Ibrahima Diaby

Personal information
- Full name: Ibrahima Makaya Diaby
- Date of birth: 17 March 2007 (age 19)
- Place of birth: Conakry, Guinea
- Height: 1.89 m (6 ft 2 in)
- Position: Defensive midfielder

Team information
- Current team: Al-Ahli
- Number: 4

Youth career
- 2019–2025: Paris Saint-Germain

Senior career*
- Years: Team / Apps / (Gls)
- 2025–2026: Cercle Brugge / 30 / (2)
- 2026–: Al-Ahli / 1 / (0)

International career^{‡}
- 2021–: France U16 / 1 / (0)
- 2022–: France U17 / 11 / (1)

= Ibrahima Diaby =

French footballer (born 2007)

Ibrahima Diaby (born 17 March 2007) is a French professional footballer who plays as a defensive midfielder for Al-Ahli.

== Club career ==

Born in Conakry, Guinea, Ibrahima Diaby grew up in France, a country from which he obtained the citizenship in 2025.

He is a full product of the Paris Saint-Germain Academy, that he joined aged only 12.

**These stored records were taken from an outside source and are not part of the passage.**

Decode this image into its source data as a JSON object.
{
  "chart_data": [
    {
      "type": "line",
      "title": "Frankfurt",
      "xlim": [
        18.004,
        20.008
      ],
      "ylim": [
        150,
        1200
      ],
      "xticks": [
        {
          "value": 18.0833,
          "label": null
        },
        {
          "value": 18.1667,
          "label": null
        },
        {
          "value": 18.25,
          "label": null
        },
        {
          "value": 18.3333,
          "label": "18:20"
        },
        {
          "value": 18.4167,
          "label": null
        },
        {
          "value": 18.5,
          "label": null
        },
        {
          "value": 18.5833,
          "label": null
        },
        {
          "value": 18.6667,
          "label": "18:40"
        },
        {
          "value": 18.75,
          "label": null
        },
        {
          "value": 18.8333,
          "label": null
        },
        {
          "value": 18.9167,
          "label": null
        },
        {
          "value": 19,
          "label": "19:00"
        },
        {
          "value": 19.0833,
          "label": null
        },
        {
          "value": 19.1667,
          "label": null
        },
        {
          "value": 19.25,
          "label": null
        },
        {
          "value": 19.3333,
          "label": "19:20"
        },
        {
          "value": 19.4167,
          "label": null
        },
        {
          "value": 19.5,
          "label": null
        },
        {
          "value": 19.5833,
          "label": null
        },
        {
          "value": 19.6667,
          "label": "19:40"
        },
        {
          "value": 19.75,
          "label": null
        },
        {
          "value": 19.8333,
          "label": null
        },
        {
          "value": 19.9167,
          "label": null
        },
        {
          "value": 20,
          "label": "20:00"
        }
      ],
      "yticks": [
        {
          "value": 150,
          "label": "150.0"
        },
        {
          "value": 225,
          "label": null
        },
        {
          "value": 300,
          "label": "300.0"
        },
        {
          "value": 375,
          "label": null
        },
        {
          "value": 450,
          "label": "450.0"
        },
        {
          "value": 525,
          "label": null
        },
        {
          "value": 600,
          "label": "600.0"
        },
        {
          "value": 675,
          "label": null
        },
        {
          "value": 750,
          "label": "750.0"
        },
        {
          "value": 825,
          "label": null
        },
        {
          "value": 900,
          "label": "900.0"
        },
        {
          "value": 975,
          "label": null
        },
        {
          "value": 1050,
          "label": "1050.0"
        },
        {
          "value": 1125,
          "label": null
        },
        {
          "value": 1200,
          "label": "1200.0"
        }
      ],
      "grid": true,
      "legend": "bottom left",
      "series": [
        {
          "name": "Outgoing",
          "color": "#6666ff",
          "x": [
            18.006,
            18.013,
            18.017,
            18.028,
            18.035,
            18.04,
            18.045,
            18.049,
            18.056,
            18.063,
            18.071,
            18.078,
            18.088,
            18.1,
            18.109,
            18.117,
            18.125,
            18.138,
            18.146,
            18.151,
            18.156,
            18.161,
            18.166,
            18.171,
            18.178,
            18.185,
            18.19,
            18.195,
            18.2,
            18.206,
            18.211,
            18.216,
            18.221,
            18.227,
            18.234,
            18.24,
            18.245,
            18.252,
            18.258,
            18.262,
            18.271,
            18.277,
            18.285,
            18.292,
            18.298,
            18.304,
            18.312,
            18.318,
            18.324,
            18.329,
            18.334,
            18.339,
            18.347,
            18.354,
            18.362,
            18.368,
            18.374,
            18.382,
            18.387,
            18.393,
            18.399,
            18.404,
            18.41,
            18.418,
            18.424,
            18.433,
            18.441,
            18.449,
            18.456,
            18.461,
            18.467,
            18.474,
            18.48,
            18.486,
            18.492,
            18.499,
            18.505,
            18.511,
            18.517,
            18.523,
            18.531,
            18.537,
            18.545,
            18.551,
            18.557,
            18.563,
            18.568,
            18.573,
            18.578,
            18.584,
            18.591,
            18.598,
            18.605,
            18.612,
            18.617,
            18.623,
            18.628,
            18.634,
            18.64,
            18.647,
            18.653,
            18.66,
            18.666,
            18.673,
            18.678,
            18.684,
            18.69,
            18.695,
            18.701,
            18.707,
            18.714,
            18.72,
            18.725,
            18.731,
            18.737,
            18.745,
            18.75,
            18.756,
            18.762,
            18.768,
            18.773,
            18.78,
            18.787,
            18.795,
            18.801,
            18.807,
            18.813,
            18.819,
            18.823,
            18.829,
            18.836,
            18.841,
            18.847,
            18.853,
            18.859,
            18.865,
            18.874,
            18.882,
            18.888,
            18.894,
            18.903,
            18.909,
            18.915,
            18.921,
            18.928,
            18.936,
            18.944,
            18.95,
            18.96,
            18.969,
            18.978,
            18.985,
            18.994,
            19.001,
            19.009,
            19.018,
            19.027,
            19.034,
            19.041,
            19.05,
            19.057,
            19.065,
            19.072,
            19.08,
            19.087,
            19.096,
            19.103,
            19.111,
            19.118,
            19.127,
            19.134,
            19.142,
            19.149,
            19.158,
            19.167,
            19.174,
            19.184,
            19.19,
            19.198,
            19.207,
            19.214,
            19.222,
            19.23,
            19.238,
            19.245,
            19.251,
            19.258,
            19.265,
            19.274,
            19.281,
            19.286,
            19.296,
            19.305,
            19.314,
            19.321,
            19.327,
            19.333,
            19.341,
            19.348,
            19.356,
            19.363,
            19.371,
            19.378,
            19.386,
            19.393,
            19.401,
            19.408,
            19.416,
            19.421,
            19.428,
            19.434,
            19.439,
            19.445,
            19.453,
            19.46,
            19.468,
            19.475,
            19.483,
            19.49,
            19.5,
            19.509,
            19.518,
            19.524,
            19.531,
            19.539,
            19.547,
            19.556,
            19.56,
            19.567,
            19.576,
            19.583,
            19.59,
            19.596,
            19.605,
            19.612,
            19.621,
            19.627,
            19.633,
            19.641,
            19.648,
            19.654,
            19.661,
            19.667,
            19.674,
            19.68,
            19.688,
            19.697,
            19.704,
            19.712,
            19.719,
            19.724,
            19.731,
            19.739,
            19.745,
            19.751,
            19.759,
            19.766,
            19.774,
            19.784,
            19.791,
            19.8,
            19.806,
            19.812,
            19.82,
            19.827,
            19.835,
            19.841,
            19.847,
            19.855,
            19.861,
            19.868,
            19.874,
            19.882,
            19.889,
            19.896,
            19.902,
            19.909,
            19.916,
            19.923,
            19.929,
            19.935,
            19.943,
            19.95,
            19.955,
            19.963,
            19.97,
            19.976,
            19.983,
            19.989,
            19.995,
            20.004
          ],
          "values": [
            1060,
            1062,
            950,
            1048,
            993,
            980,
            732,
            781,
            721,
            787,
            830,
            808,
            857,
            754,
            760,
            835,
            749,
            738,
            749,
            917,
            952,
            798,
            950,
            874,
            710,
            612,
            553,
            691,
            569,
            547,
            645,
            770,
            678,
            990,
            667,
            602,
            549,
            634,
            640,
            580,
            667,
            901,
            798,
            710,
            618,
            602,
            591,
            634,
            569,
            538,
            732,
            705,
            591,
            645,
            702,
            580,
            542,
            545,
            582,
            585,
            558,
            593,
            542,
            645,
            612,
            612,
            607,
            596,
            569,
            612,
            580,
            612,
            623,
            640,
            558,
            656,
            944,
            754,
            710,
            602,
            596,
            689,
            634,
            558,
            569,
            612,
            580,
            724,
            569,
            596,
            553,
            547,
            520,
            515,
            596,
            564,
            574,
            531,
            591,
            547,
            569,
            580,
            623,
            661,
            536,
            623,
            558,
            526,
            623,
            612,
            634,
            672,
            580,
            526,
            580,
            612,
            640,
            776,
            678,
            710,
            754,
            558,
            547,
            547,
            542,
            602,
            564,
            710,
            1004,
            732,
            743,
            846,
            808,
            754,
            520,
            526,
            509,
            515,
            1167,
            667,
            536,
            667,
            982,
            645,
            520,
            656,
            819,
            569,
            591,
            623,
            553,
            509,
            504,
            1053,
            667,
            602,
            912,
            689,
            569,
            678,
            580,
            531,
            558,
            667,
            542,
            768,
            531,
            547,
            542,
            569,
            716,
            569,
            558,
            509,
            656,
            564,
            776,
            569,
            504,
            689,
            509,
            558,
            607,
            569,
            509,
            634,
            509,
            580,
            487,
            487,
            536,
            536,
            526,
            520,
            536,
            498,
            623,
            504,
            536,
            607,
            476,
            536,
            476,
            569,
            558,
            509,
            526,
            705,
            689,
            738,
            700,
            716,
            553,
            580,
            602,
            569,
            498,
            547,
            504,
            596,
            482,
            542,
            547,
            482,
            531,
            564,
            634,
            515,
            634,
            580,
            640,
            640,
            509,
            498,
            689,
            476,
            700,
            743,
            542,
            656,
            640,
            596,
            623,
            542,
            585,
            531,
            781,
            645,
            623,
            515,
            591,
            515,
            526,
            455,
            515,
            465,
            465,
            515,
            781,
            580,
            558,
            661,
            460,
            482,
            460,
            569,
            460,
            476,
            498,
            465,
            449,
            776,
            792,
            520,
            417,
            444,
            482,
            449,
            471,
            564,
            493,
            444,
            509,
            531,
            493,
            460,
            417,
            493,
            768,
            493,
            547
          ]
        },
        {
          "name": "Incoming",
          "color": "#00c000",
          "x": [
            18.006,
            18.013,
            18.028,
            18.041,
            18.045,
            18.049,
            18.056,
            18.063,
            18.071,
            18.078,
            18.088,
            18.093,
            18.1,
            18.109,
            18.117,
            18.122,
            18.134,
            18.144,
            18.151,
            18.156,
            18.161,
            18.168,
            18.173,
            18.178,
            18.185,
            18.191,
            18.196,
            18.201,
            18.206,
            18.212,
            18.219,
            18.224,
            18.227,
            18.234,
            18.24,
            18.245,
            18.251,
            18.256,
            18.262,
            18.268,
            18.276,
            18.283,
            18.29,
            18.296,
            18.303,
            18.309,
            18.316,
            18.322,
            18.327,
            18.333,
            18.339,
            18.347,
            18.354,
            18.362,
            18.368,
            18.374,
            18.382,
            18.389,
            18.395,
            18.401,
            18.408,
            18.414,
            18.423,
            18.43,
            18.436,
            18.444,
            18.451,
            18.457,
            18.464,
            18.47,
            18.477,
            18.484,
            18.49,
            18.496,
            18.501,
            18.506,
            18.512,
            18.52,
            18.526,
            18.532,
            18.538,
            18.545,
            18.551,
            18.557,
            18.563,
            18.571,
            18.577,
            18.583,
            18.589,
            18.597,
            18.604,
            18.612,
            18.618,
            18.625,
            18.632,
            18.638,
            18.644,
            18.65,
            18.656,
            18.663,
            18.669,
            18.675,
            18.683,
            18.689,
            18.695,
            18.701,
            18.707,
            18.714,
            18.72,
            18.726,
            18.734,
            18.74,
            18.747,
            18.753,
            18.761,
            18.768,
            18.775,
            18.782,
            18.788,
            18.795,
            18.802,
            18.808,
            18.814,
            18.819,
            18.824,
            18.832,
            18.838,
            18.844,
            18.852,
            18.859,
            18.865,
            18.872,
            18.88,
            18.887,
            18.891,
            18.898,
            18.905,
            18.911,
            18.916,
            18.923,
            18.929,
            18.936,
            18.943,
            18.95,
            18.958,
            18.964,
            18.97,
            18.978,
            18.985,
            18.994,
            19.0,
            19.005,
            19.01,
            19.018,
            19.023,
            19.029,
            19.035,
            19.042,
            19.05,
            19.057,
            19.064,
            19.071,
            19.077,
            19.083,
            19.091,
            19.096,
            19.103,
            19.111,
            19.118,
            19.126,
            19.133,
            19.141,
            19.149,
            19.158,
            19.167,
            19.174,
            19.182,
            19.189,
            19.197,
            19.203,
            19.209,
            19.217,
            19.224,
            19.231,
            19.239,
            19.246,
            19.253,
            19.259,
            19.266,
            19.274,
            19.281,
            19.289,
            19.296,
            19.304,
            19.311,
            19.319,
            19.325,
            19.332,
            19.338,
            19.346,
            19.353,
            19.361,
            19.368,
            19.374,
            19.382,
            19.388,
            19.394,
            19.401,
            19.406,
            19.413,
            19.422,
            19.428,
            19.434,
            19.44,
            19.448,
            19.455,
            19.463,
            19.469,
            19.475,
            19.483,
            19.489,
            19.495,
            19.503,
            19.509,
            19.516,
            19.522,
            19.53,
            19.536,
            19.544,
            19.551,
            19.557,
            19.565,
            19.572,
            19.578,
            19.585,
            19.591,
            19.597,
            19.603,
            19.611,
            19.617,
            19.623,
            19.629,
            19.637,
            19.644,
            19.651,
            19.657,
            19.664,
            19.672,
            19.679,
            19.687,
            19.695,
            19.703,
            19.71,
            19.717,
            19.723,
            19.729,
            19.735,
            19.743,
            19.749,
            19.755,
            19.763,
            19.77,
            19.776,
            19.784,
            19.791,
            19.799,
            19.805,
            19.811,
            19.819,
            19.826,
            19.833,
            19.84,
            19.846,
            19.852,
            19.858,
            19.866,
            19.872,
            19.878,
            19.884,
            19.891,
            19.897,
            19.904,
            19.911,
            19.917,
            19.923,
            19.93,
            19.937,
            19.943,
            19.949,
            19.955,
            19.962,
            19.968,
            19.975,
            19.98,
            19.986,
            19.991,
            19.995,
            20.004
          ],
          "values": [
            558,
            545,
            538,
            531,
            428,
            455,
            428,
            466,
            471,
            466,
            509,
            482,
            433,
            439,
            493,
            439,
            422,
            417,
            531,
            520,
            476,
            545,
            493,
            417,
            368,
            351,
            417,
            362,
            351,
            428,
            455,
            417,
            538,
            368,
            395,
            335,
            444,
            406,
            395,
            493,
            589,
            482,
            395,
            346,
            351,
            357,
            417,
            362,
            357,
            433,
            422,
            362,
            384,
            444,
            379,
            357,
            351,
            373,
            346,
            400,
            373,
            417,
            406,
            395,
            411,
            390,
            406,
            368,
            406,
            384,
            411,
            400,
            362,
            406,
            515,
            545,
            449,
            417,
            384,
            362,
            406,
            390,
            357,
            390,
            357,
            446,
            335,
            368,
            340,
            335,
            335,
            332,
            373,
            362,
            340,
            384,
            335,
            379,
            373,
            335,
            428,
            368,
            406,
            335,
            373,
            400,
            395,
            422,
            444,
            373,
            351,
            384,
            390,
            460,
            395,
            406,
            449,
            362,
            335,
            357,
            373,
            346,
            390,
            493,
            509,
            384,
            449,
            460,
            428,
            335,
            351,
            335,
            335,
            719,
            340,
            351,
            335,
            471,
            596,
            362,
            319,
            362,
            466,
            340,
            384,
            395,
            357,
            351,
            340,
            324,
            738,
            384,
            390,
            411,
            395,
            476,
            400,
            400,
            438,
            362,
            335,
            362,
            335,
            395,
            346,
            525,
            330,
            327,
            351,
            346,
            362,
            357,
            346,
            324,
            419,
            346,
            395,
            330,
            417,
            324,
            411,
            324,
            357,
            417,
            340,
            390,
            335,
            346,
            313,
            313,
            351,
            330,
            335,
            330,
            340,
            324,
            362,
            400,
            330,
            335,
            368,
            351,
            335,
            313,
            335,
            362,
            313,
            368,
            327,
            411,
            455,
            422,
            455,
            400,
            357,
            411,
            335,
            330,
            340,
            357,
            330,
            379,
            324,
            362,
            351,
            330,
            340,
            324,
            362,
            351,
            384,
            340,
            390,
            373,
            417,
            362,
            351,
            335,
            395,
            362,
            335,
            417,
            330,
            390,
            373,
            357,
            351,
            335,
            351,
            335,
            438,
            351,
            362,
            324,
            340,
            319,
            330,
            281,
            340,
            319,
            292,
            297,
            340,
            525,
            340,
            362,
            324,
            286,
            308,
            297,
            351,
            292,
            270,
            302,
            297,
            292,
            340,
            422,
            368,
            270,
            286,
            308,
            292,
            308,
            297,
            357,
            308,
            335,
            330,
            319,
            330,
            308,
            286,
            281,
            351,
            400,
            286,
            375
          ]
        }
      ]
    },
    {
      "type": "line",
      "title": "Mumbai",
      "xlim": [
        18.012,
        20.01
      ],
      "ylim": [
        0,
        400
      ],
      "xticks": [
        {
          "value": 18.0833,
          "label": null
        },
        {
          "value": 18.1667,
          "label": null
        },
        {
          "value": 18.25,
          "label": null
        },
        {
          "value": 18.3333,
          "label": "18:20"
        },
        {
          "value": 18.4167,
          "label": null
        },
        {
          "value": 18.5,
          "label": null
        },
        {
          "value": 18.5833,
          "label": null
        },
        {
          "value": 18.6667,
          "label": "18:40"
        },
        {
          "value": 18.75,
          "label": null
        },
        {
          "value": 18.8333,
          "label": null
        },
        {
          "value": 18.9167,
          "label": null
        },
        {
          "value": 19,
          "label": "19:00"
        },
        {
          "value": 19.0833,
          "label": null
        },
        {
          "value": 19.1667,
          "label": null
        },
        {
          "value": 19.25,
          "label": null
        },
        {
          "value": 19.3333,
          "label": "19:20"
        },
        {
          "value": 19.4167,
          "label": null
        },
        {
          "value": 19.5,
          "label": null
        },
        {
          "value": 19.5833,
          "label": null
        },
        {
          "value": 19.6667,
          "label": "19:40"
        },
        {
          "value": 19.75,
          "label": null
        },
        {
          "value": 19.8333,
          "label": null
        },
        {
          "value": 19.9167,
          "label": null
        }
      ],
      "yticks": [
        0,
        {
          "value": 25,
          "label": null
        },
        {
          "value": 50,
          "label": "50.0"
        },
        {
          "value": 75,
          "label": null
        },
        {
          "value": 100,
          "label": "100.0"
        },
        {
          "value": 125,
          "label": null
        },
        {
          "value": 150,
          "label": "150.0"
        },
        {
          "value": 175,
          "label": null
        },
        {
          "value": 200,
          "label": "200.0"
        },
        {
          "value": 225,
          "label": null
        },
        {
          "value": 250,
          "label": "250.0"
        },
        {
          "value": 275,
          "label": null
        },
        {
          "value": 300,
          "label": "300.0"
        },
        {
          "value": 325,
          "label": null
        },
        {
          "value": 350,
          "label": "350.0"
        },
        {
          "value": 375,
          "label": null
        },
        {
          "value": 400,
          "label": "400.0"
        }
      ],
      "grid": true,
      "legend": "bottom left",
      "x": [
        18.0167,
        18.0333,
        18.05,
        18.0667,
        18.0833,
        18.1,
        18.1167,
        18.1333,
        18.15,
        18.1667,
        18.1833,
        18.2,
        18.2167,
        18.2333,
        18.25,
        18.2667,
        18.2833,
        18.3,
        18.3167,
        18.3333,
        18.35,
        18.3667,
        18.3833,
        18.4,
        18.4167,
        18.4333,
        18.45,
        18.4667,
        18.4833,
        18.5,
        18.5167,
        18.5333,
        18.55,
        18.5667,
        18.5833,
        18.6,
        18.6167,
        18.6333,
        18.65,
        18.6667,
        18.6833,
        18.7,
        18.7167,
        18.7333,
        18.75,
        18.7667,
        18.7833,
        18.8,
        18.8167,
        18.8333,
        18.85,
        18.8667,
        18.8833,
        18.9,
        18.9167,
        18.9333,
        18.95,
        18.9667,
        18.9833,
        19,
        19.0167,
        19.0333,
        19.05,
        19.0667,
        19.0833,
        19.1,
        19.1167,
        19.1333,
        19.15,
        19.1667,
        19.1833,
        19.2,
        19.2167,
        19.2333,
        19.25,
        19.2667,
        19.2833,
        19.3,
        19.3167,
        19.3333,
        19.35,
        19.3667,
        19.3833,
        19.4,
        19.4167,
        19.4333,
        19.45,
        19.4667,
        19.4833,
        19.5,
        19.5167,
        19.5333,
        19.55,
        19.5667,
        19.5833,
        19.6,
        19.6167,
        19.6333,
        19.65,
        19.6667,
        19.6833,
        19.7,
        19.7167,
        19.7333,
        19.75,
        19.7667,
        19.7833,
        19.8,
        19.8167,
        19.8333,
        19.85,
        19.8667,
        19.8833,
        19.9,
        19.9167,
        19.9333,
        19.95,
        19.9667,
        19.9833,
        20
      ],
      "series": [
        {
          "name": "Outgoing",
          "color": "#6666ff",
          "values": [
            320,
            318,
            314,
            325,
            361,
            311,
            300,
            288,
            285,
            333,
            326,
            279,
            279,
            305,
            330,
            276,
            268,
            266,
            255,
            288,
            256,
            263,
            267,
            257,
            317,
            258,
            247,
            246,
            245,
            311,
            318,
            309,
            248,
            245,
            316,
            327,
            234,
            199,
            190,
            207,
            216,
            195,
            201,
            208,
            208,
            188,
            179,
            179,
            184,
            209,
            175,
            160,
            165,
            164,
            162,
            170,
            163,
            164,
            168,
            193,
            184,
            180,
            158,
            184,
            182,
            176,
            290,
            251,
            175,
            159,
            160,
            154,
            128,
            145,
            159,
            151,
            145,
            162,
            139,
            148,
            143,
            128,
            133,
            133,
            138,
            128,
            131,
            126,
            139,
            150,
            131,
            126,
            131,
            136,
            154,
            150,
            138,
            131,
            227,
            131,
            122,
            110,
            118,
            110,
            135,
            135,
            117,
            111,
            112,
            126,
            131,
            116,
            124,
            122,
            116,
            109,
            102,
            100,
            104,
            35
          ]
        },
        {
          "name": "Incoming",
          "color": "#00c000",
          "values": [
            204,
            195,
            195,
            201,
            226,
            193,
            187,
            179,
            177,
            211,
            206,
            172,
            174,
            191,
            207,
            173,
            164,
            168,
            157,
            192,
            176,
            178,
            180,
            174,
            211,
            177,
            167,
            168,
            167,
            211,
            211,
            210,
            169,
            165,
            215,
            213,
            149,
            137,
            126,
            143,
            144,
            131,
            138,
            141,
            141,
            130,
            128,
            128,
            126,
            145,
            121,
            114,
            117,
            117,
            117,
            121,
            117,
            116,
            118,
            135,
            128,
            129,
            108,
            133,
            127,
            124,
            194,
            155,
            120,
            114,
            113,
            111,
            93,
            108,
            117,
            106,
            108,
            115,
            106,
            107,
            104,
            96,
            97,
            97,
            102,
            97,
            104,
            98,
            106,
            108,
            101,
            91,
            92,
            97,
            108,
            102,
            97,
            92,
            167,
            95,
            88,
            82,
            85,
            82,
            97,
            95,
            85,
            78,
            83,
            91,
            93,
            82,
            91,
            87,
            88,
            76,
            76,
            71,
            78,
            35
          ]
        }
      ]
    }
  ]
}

Diaby was a standout with PSG's under-19, captaining the side that won the league in 2024 and 2025 and played the UEFA Youth League, he was offered a first professional contract with the club, but choose to sign for Belgian Pro League outfit Cercle Brugge in July 2025.

Diaby made his professional debut with the Cercle in a 0–0 Belgian league draw with Dender on 26 July 2025.

By the end of the season, and after Lars Friis became the head coach, Diaby had become a central figure with the club that survived the relegation playoffs.

In the summer 2026, he was transferred to Saudi Pro League giants Al-Ahli, for a fee of 12 million euros plus 1.5 of eventual bonuses. This made Diaby the second most expensive sell ever from Cercle Brugge, after Kévin Denkey.

== Style of play ==

An ambidextrous defensive midfielder also able to play as a centre-back, he is described as a strong and technical player.